Notez bien que je n’oppose pas nécessairement Blancs et Noirs aux USA, surtout aujourd’hui où le problème du système écrase tout le reste, – avec au moins cette vertu de mettre à jour les véritables termes du problème central de la crise des USA qui est le miroir et le centre bouillonnant de la crise du monde. Il y a toute une immense population de “petits Blancs” qui souffre du système et les gens dont j’ai parlé plus haut à propos du sénateur Reid sont, avant d’être racistes, des privilégiés du système. Cela domine le reste.

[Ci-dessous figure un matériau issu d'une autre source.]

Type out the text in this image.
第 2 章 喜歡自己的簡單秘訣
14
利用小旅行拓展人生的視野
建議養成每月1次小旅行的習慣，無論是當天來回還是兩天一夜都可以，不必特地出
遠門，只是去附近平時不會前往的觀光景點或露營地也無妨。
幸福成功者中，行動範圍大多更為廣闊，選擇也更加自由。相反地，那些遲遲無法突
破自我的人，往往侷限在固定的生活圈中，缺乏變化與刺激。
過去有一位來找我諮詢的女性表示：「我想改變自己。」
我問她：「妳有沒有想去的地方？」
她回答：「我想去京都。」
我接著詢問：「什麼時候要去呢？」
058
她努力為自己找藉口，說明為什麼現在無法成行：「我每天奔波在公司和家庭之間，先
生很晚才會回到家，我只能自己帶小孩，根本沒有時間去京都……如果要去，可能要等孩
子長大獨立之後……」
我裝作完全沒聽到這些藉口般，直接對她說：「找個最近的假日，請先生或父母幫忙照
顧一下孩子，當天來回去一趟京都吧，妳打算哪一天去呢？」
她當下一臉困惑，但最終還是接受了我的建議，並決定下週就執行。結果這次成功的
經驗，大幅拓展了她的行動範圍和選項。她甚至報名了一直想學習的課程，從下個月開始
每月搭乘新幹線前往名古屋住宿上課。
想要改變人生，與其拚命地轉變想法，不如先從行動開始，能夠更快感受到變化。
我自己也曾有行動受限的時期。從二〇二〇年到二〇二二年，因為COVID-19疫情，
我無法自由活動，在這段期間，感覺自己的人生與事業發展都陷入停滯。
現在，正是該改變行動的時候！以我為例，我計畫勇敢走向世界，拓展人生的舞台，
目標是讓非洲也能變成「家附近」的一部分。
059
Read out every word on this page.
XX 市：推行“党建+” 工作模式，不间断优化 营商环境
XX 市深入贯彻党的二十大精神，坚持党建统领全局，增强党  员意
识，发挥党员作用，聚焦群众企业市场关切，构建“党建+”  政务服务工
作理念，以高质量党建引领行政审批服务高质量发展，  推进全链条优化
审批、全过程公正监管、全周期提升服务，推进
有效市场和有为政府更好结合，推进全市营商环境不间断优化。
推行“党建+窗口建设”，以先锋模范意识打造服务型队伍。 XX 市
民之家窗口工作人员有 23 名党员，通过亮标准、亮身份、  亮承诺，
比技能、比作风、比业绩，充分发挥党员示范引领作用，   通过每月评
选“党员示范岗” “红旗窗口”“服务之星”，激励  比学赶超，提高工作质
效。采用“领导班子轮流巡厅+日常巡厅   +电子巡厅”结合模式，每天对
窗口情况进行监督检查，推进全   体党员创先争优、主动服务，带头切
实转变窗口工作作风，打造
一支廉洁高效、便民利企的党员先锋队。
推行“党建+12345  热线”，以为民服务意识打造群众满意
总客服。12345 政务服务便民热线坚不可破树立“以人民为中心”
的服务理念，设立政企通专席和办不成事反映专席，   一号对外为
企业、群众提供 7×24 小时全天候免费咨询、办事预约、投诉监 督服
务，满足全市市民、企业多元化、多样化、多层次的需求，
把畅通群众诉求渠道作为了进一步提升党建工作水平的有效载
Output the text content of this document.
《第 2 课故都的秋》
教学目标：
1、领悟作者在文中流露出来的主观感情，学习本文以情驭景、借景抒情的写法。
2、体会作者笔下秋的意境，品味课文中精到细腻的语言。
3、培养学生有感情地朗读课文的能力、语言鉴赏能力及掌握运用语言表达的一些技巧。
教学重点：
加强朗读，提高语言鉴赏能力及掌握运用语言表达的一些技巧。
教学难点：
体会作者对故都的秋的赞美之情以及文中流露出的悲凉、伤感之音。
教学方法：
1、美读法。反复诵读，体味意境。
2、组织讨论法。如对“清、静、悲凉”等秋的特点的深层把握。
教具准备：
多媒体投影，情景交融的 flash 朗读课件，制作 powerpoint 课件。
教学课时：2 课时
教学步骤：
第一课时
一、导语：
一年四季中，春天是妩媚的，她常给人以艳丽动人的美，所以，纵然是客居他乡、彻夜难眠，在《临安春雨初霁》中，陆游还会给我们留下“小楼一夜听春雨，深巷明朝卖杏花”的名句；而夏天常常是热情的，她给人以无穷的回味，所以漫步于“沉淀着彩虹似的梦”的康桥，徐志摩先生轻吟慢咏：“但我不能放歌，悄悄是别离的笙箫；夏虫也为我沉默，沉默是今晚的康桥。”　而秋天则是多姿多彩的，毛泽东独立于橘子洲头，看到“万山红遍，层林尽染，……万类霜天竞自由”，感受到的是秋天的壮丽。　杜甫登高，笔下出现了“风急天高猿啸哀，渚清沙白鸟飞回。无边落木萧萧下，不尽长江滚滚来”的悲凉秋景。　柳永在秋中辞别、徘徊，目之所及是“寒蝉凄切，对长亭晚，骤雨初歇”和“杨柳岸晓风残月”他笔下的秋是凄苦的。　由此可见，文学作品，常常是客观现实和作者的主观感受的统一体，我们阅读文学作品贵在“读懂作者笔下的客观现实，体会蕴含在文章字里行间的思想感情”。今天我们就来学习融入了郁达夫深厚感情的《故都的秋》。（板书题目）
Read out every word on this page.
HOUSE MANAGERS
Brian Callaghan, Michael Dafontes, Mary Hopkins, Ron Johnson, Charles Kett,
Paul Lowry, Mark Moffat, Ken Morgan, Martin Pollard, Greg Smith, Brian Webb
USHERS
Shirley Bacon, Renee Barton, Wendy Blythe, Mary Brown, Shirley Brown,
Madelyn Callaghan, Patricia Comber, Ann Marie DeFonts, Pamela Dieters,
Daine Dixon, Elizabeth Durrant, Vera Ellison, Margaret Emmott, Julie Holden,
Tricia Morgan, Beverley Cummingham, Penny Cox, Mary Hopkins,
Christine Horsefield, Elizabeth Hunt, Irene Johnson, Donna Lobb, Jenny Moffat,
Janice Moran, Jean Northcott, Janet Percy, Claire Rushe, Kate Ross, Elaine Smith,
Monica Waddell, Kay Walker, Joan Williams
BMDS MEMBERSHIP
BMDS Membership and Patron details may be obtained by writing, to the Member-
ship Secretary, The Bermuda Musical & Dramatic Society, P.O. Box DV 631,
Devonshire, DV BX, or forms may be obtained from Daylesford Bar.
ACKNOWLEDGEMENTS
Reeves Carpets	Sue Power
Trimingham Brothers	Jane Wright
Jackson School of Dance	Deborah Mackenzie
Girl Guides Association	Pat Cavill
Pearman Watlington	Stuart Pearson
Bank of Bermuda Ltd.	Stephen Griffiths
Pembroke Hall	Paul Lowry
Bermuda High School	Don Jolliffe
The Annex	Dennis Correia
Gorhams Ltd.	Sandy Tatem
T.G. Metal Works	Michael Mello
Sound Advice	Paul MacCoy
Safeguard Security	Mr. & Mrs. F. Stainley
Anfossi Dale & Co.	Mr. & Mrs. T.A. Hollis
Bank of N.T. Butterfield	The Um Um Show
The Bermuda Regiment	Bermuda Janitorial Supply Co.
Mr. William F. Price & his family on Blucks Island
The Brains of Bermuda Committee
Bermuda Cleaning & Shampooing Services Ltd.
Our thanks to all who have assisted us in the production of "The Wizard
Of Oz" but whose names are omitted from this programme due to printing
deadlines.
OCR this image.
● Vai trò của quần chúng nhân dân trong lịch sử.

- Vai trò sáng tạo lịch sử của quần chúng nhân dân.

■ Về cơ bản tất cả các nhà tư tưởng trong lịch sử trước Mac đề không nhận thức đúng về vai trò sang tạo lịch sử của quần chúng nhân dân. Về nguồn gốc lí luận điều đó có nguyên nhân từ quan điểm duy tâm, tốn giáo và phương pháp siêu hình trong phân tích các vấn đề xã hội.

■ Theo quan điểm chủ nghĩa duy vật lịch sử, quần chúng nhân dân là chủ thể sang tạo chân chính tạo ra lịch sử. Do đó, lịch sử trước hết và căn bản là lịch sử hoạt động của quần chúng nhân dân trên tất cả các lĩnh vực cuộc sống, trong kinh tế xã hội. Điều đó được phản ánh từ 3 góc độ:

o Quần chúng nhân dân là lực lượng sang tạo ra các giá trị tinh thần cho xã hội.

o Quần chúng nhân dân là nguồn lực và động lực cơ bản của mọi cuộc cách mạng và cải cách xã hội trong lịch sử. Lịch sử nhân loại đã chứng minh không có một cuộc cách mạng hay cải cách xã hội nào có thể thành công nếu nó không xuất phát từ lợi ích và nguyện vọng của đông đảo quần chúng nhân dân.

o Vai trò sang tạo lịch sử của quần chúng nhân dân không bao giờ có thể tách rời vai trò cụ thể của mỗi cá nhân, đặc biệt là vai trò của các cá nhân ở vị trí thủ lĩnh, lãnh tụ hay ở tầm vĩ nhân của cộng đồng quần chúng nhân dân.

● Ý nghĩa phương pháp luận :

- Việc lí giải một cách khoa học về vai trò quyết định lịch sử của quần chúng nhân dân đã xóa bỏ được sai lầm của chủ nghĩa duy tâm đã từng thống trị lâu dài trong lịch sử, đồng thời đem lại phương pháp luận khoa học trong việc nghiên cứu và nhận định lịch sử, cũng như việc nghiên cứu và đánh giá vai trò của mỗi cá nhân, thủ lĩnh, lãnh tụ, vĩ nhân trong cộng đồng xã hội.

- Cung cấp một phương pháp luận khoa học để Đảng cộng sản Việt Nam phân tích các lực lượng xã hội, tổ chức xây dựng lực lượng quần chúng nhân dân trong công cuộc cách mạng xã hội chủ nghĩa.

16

J’ai toujours pensé que le racisme avait été une interférence malheureuse empêchant l’union nécessaire entre les Noirs et les “petits Blancs” contre le système, parce que, pour moi, le racisme est une conséquence de causes diverses et non une cause fondamentale; il peut devenir, par le fait de cette définition incertaine et ambigüe, un moyen de manipulation ou une politique monstrueuse, ou un moyen de promotion totalitaire des soldats du modernisme par l’antithèse de l’anti-racisme. Ce que je nomme “le système”, qui est une organisation à la fois fautive, illégitime et mécaniste, voire une organisation véritablement diabolique si l’on veut une définition plus élevée, est la cause fondamentale parce qu’il est l’invention fondamentale de la modernité dans ses effets les plus radicaux, les plus nihilistes et les plus prédateurs, – bref, les plus déstructurants. (Ne pas oublier le «Les Lumières c’est l’industrie» de Gouhier, qui scandalisa Stendhal en 1825 et le fit devenir anti-américaniste, lui qui avait été admirateur des USA jusqu’alors.)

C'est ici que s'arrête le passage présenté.